[image (c) Le service photo du Conseil général du Val-de-Marne]
In this post, Irene talks about her use of Pierre Bourdieu’s ideas in her successfully defended PhD – for more detail see her chapter in the forthcoming book Social Theory and Education Research….
In my PhD I explored adolescent students’ perceptions of parental influence and their dispositions to study mathematically-demanding courses in Higher Education, drawing on six family case studies’ interviews. I come from a background in Primary Education and Psychology and I never thought I would use a theory of sociology for my PhD. But I found Bourdieu’s theory useful for my thesis because it is widely applied in educational research for investigating parental influence especially in primary education, although it is not so common for exploring parental influence in adolescence. Thus, I used Bourdieu’s theory slightly differently from what other people did in the past. I did use most of his theoretical concepts: capital, habitus, practice and field but I also tried to extend Bourdieu’s theory in my thesis. I used some of his theoretical concepts, which are not so widely used, to theorise the phenomenon of ‘denial’ of parental influence from adolescent students. In my PhD I argued that parental influence is ‘misrecognised’ by adolescent students and their parents, and thus it could be a form of ‘symbolic violence’.
Bourdieu wrote about symbolic violence in almost all his books: The Logic of Practice, Reproduction in Education, Society and Culture and Masculine Domination are only a few. He originally used the term to talk about symbolic violence exercised through the educational system to advantage the middle-class students and to disadvantage the working-class students: by legitimatising the dominant culture at school the working-class students are self-excluded from school (Bourdieu & Passeron, 1990).
But he also talked about symbolic violence between genders and generations. He argues that intergenerational relations are driven by the ‘logic of debt’ (Bourdieu, 1980) and those who possess more capital in a field can exercise symbolic violence ‘with the complicity of those who suffer from it’ (Bourdieu & Wacquant, 1992). Thus, I conceptualise a family as a field, where parents possess more capital than their children and are in the position to exercise symbolic violence on their children by making their capital available to them. I argue that the ‘denial’ of parental influence in adolescent students’ interviews regarding their educational choices for future studies in Higher Education, serves as a ‘misrecognition’ of parental influence.

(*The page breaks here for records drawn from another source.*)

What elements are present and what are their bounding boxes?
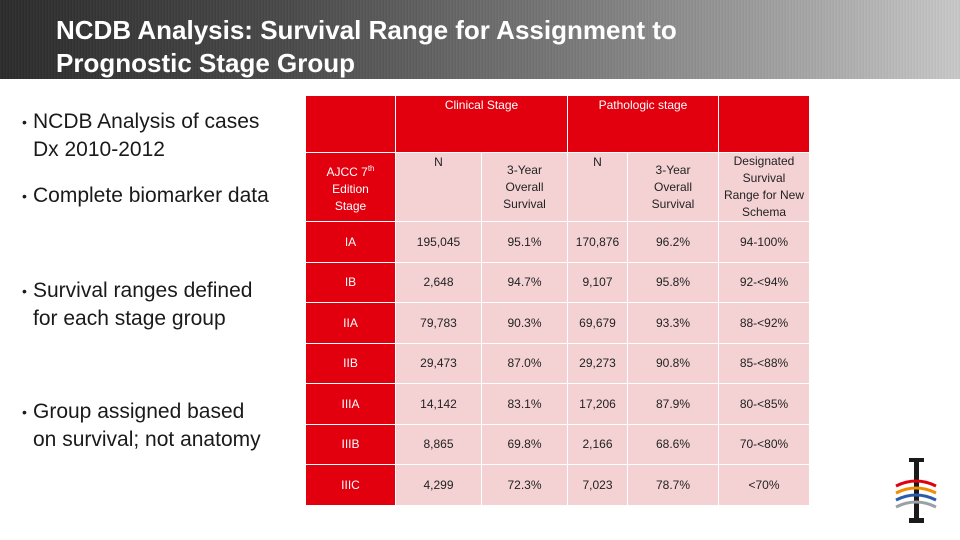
bullet-text: Dx 2010-2012 (33, 138, 165, 161)
blank-header-cell (718, 95, 810, 153)
bullet-text: on survival; not anatomy (33, 428, 261, 451)
table-row: IIIB 8,865 69.8% 2,166 68.6% 70-<80% (305, 423, 810, 465)
clinical-survival-cell: 90.3% (481, 302, 568, 344)
table-row: IB 2,648 94.7% 9,107 95.8% 92-<94% (305, 261, 810, 303)
designated-range-cell: 94-100% (718, 221, 810, 263)
table-row: IIA 79,783 90.3% 69,679 93.3% 88-<92% (305, 302, 810, 344)
stage-header-line3: Stage (334, 198, 367, 213)
pathologic-survival-cell: 87.9% (627, 383, 719, 425)
designated-range-cell: 70-<80% (718, 423, 810, 465)
bullet-item: • NCDB Analysis of cases Dx 2010-2012 (22, 108, 312, 164)
stage-cell: IB (305, 261, 396, 303)
clinical-n-cell: 14,142 (395, 383, 482, 425)
pathologic-stage-header: Pathologic stage (567, 95, 719, 153)
table-row: IIB 29,473 87.0% 29,273 90.8% 85-<88% (305, 342, 810, 384)
clinical-n-cell: 79,783 (395, 302, 482, 344)
pathologic-survival-cell: 96.2% (627, 221, 719, 263)
clinical-n-cell: 8,865 (395, 423, 482, 465)
pathologic-n-cell: 9,107 (567, 261, 628, 303)
clinical-n-cell: 29,473 (395, 342, 482, 384)
header-line: Overall (653, 179, 692, 194)
bullet-text: Complete biomarker data (33, 184, 269, 207)
pathologic-survival-header: 3-Year Overall Survival (627, 152, 719, 222)
clinical-survival-cell: 83.1% (481, 383, 568, 425)
stage-cell: IIIA (305, 383, 396, 425)
bullet-item: • Survival ranges defined for each stage… (22, 277, 312, 333)
clinical-survival-cell: 95.1% (481, 221, 568, 263)
bullet-text: for each stage group (33, 307, 226, 330)
pathologic-n-header: N (567, 152, 628, 222)
table-group-header-row: Clinical Stage Pathologic stage (305, 95, 810, 153)
stage-cell: IIB (305, 342, 396, 384)
pathologic-survival-cell: 95.8% (627, 261, 719, 303)
slide-title: NCDB Analysis: Survival Range for Assign… (56, 14, 916, 80)
survival-table: Clinical Stage Pathologic stage AJCC 7th… (305, 95, 810, 506)
header-line: Overall (505, 179, 544, 194)
pathologic-n-cell: 69,679 (567, 302, 628, 344)
pathologic-survival-cell: 93.3% (627, 302, 719, 344)
header-line: Survival (651, 196, 695, 211)
bullet-dot-icon: • (22, 114, 27, 130)
slide-title-line2: Prognostic Stage Group (56, 48, 356, 78)
stage-cell: IIIB (305, 423, 396, 465)
designated-range-cell: 80-<85% (718, 383, 810, 425)
clinical-survival-cell: 72.3% (481, 464, 568, 506)
pathologic-n-cell: 7,023 (567, 464, 628, 506)
table-row: IIIC 4,299 72.3% 7,023 78.7% <70% (305, 464, 810, 506)
ajcc-logo-icon (895, 458, 937, 523)
pathologic-survival-cell: 78.7% (627, 464, 719, 506)
pathologic-n-cell: 29,273 (567, 342, 628, 384)
pathologic-n-cell: 17,206 (567, 383, 628, 425)
clinical-n-cell: 195,045 (395, 221, 482, 263)
bullet-dot-icon: • (22, 283, 27, 299)
designated-range-cell: 85-<88% (718, 342, 810, 384)
clinical-n-cell: 4,299 (395, 464, 482, 506)
stage-column-header: AJCC 7th Edition Stage (305, 152, 396, 222)
pathologic-survival-cell: 90.8% (627, 342, 719, 384)
clinical-survival-header: 3-Year Overall Survival (481, 152, 568, 222)
stage-header-line2: Edition (332, 181, 369, 196)
bullet-text: Survival ranges defined (33, 279, 253, 302)
header-line: Designated Survival (733, 154, 795, 185)
pathologic-survival-cell: 68.6% (627, 423, 719, 465)
header-line: Range for New (723, 188, 805, 202)
bullet-dot-icon: • (22, 404, 27, 420)
clinical-stage-header: Clinical Stage (395, 95, 568, 153)
slide-title-line1: NCDB Analysis: Survival Range for Assign… (56, 15, 677, 45)
clinical-survival-cell: 87.0% (481, 342, 568, 384)
clinical-n-header: N (395, 152, 482, 222)
table-row: IIIA 14,142 83.1% 17,206 87.9% 80-<85% (305, 383, 810, 425)
bullet-dot-icon: • (22, 188, 27, 204)
designated-range-cell: 92-<94% (718, 261, 810, 303)
designated-range-header: Designated Survival Range for New Schema (718, 152, 810, 222)
pathologic-n-cell: 170,876 (567, 221, 628, 263)
pathologic-n-cell: 2,166 (567, 423, 628, 465)
clinical-survival-cell: 69.8% (481, 423, 568, 465)
stage-cell: IIA (305, 302, 396, 344)
designated-range-cell: 88-<92% (718, 302, 810, 344)
header-line: 3-Year (655, 162, 691, 177)
header-line: Schema (741, 205, 787, 219)
table-row: IA 195,045 95.1% 170,876 96.2% 94-100% (305, 221, 810, 263)
bullet-text: NCDB Analysis of cases (33, 110, 260, 133)
stage-cell: IA (305, 221, 396, 263)
header-line: Survival (503, 196, 546, 211)
stage-header-sup: th (367, 163, 375, 173)
table-body: IA 195,045 95.1% 170,876 96.2% 94-100% IB 2,648… (305, 221, 810, 506)
bullet-item: • Group assigned based on survival; not … (22, 398, 312, 454)
bullet-item: • Complete biomarker data (22, 182, 312, 210)
stage-cell: IIIC (305, 464, 396, 506)
title-bar (0, 0, 960, 79)
table-column-header-row: AJCC 7th Edition Stage N 3-Year Overall … (305, 152, 810, 222)
clinical-survival-cell: 94.7% (481, 261, 568, 303)
clinical-n-cell: 2,648 (395, 261, 482, 303)
header-line: 3-Year (507, 162, 542, 177)
blank-header-cell (305, 95, 396, 153)
bullet-text: Group assigned based (33, 400, 245, 423)
designated-range-cell: <70% (718, 464, 810, 506)
stage-header-line1: AJCC 7 (326, 164, 368, 179)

And although all these might sound impressive I struggled with Bourdieu’s theory at first, and I read most of his books twice and maybe three times before I can say ‘I get it’! I was fortunate to participate in a Bourdieu reading group at the University of Manchester during my doctoral studies, which really helped me to clarify some of his terminology and the way people interpret his work. I hope this blog will be a place for interaction and will provide food for thought. I believe that only through discussing how social theory is applied in various contexts can someone be convinced of its value for educational research.